Análise

Complexos de superioridade

A quem serve a pressa em anunciar medidas para depois reclamar Pioneirismo?

Bastou o DIÁRIO revelar, a meio da semana, que o médico infecciologista, Silva Graça, considerou o quadro epidemiológico da Madeira preocupante, vaticinando o aumento de infecções, hospitalizações e internamentos em cuidados intensivos nos dias que vivemos - o que viria a confirmar-se em tão pouco espaço de tempo - para a trupe regional com tiques de ‘povo superior’ e fiel seguidora das operações de branqueamento em larga escala sair a terreiro em defesa da sua dama, que não é a nossa. E fê-lo de tal de forma, excêntrica e narcisista, que o gozo está instalado.

É para o lado que quem manda dorme melhor, pois está visto que não tem espelhos, não aprende com as incoerências que produz e com a propaganda enganosa que desencadeia. E assim, quem cumpre o dever de alertar o poder para as consequências da pressa em tudo anunciar só para ser primeiro, custe o que custar, tem andado a pregar aos peixes. Nesta nova fase pandémica, a Madeira mostra-se orgulhosamente só e sem vergonha da humilhação global.

Os delírios multiplicam-se.

• O secretário regional da Saúde desata a ameaçar quem não vacinou as crianças, o presidente do Governo dá-lhe suporte básico e depois ficamos todos a saber que alguns filhos desta boa gente ainda estão por vacinar!

• O Governo madeirense decreta que uma pessoa com a vacinação completa e com dose de reforço já administrada que tenha um contacto directo com um caso positivo de covid-19 não tem de cumprir isolamento profilático, mas quando o bicho lhe toca de perto refugia-se em casa, cancela a agenda ou finge que trabalha.

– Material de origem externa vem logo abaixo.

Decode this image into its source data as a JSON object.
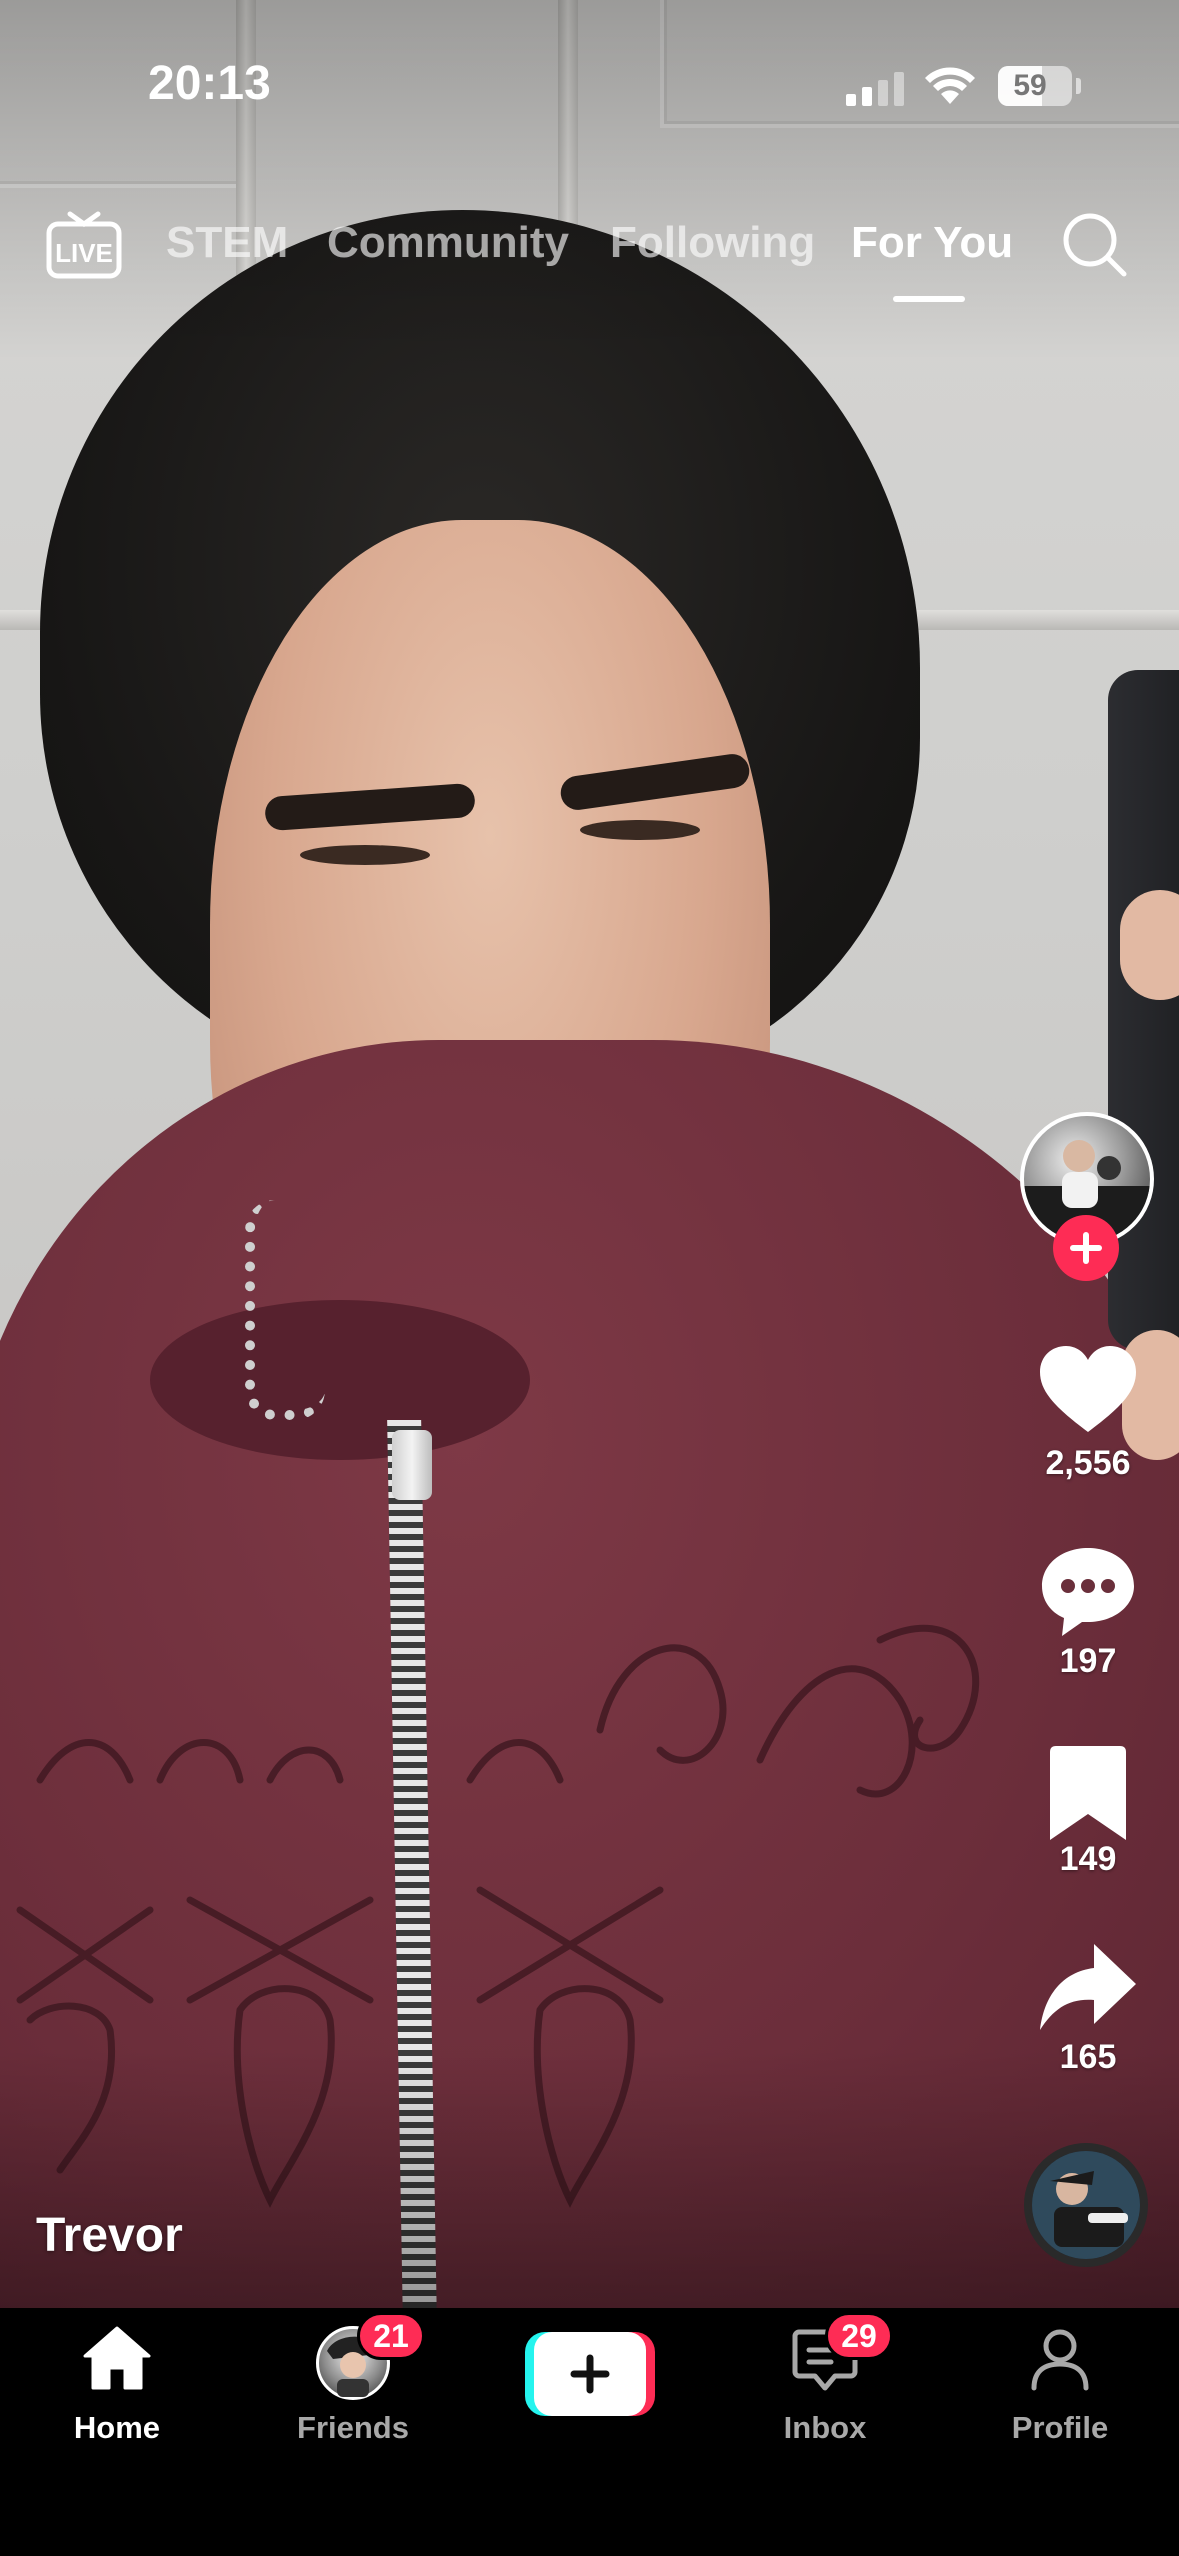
{
  "status_bar": {
    "time": "20:13",
    "battery": "59",
    "battery_percent": 59
  },
  "top_nav": {
    "live_icon": "live-tv-icon",
    "tabs": [
      {
        "label": "STEM"
      },
      {
        "label": "Community"
      },
      {
        "label": "Following"
      },
      {
        "label": "For You",
        "active": true
      }
    ],
    "search_icon": "search-icon"
  },
  "video": {
    "username": "Trevor"
  },
  "actions": {
    "likes": "2,556",
    "comments": "197",
    "saves": "149",
    "shares": "165"
  },
  "bottom_nav": {
    "items": [
      {
        "label": "Home",
        "icon": "home-icon",
        "active": true
      },
      {
        "label": "Friends",
        "badge": "21"
      },
      {
        "label": "",
        "icon": "plus-icon"
      },
      {
        "label": "Inbox",
        "icon": "inbox-icon",
        "badge": "29"
      },
      {
        "label": "Profile",
        "icon": "profile-icon"
      }
    ]
  },
  "colors": {
    "accent": "#fe2c55",
    "cyan": "#25f4ee",
    "tab_bar": "#000000"
  }
}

• O director regional de Saúde resolve fazer uma confissão pública no JM em que assume que “a Madeira quase foi o gestor da pandemia na área da Europa e em alguns países do Mundo” - a exemplo do que já havia feito Pedro Ramos ao revelar que França seguia a cartilha regional -, entusiasmo de Herberto Jesus que a ser levado à letra gerava um crash bolsista nas principais praças internacionais, deixava a China, com 159 novos casos, à beira de um ataque de nervos e motivava um reparo severo de Emmanuel Macron que já deve ter percebido que não é percursor da estratégia de ‘emmerder’ – termo francês que significa irritar, chatear ou até lixar - os não vacinados e as outras vítimas da Covid.

• Alguns secretários regionais estão infectados e fazem disso segredo de Estado como se a vulnerabilidade da dimensão humana das senhoras e dos senhores do poder fosse como que um sacrilégio. Bastava que fossem transparentes, tal como o foi o presidente da Assembleia, José Manuel Rodrigues.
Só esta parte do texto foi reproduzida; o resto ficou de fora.